January 16th – March 23th 2013

When we consider the special problems that were key elements of progress along the oldest and most persistent lines of human research, we found that nothingness suitably disguised as something, is never far from the center of things. In it’s different denotations, nothingness has been the subject of persistent human fascination and has proven to be an unexpectedly major issue, upon which delicately many of our fundamental questions are raised.

JOHN D. BARROW

The Book of Nothing

On what there might not be features the work of 11 international artists who reflect on the concept of “nothingness”, a complex term which unfolds a variety of notions: zero in mathematics, the vacuum in physics, the void in philosophy, the “uncreated” in theology, infinity in astronomy, silence in music, the absurd in logic, the invisible and intangible in art. The works presented in the exhibition explore the way in which such seemingly trivial concepts are fundamental to our understanding of how life is shaped, and the way nothingness is intimately linked to our history and quotidianity.
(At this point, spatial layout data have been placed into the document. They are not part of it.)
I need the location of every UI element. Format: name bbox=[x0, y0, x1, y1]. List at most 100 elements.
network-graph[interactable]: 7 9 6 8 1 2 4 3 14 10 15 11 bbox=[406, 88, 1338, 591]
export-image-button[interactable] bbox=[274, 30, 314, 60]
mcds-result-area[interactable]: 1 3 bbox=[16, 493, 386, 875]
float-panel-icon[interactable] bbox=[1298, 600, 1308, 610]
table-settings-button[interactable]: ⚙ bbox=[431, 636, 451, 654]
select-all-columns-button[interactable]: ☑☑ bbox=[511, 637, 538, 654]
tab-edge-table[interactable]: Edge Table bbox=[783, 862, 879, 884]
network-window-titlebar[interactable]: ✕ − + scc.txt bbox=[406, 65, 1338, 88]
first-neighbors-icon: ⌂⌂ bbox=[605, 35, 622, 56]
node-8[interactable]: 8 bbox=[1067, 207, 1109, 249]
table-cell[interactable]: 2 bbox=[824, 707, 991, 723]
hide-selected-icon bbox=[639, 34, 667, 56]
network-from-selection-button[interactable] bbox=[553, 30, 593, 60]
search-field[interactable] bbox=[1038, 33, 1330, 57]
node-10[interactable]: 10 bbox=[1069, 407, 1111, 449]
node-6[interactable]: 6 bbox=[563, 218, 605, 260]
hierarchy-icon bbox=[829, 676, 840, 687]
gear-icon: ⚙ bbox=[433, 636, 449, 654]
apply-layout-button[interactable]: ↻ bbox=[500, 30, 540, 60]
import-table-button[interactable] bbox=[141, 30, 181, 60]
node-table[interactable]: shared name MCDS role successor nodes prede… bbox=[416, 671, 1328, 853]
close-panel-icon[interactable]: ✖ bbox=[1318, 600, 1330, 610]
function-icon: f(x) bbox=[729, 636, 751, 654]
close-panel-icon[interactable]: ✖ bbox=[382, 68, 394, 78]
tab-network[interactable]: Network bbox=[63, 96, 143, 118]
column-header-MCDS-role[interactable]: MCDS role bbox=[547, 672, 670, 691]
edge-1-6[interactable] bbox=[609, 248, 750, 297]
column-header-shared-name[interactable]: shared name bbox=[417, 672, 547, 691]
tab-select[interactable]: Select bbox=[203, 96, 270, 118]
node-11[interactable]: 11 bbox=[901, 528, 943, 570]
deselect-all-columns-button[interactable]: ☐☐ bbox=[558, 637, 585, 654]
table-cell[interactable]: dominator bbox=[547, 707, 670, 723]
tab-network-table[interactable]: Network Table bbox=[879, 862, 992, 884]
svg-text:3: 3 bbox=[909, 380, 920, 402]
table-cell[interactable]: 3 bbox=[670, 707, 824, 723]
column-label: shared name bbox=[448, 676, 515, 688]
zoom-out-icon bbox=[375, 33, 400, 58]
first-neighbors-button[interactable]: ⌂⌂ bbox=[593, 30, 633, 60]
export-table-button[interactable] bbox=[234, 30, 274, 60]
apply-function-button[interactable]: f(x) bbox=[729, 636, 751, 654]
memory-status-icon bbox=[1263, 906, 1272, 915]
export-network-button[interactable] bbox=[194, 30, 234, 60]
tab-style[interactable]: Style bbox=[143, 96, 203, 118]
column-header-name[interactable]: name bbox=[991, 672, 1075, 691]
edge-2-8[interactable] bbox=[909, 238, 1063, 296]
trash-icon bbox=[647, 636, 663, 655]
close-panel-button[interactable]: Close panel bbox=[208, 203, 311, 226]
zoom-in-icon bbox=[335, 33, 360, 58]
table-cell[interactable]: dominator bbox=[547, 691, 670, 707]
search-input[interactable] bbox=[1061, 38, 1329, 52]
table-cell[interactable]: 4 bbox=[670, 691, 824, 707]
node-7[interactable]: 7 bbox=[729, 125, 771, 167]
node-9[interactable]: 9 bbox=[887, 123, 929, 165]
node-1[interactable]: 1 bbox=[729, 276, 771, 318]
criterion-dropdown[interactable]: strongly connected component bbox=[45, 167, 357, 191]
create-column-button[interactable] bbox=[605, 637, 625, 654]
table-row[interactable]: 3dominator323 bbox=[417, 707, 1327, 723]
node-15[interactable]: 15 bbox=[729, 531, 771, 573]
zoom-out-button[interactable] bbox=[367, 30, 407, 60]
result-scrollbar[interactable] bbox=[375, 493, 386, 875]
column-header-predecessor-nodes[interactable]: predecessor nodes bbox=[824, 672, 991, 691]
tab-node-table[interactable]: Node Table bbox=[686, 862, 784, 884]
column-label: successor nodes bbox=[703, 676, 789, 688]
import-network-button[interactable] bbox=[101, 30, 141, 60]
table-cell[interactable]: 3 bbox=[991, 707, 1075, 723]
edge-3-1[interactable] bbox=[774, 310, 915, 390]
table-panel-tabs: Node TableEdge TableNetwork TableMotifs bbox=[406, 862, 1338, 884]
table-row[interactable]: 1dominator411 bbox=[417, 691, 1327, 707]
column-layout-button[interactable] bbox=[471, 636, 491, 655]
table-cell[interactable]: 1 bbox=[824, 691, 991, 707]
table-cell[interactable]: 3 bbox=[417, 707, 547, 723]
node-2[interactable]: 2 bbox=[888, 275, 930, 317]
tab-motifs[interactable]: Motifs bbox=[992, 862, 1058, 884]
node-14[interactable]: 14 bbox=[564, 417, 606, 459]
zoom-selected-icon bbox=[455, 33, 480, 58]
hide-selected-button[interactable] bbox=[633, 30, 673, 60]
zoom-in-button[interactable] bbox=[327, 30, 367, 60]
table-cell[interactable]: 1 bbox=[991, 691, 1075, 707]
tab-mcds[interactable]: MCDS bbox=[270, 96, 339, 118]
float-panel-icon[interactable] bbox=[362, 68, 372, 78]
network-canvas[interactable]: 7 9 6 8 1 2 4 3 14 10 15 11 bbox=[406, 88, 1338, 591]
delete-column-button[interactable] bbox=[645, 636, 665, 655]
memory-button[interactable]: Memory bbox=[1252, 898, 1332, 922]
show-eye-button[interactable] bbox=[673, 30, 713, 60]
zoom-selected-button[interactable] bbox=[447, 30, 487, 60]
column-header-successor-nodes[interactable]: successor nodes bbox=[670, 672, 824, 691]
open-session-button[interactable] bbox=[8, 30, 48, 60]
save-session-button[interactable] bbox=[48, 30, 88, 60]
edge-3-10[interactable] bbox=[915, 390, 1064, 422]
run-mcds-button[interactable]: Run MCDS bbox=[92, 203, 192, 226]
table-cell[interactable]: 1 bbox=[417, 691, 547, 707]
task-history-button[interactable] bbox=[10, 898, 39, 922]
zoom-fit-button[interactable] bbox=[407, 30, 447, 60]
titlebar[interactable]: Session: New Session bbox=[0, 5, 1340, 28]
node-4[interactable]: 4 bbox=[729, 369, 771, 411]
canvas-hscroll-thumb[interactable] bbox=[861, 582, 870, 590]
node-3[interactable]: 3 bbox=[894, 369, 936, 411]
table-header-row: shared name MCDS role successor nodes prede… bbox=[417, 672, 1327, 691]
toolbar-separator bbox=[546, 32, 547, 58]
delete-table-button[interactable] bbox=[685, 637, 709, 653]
Sculptures by Jakob Mattner (Germany, 1946), new kinetic work by Zilvinas Kempinas (Lithuania, 1969) as well as early work of Andy Warhol (United States, 1928-1987), will be shown in Mexico for the first time. Additionally, emblematic works by Francis Alÿs (Belgium, 1959) and Luis Felipe Ortega (Mexico, 1966) will be displayed in dialogue with the work of younger artists such as Adrien Missika (France, 1981), Virginia Colwell (USA 1981), Tony Orrico (United States, 1979), Jong Oh (Korea, 1981), Daniela Libertad (Mexico, 1983) and Arturo Hernández Alcázar (Mexico, 1978).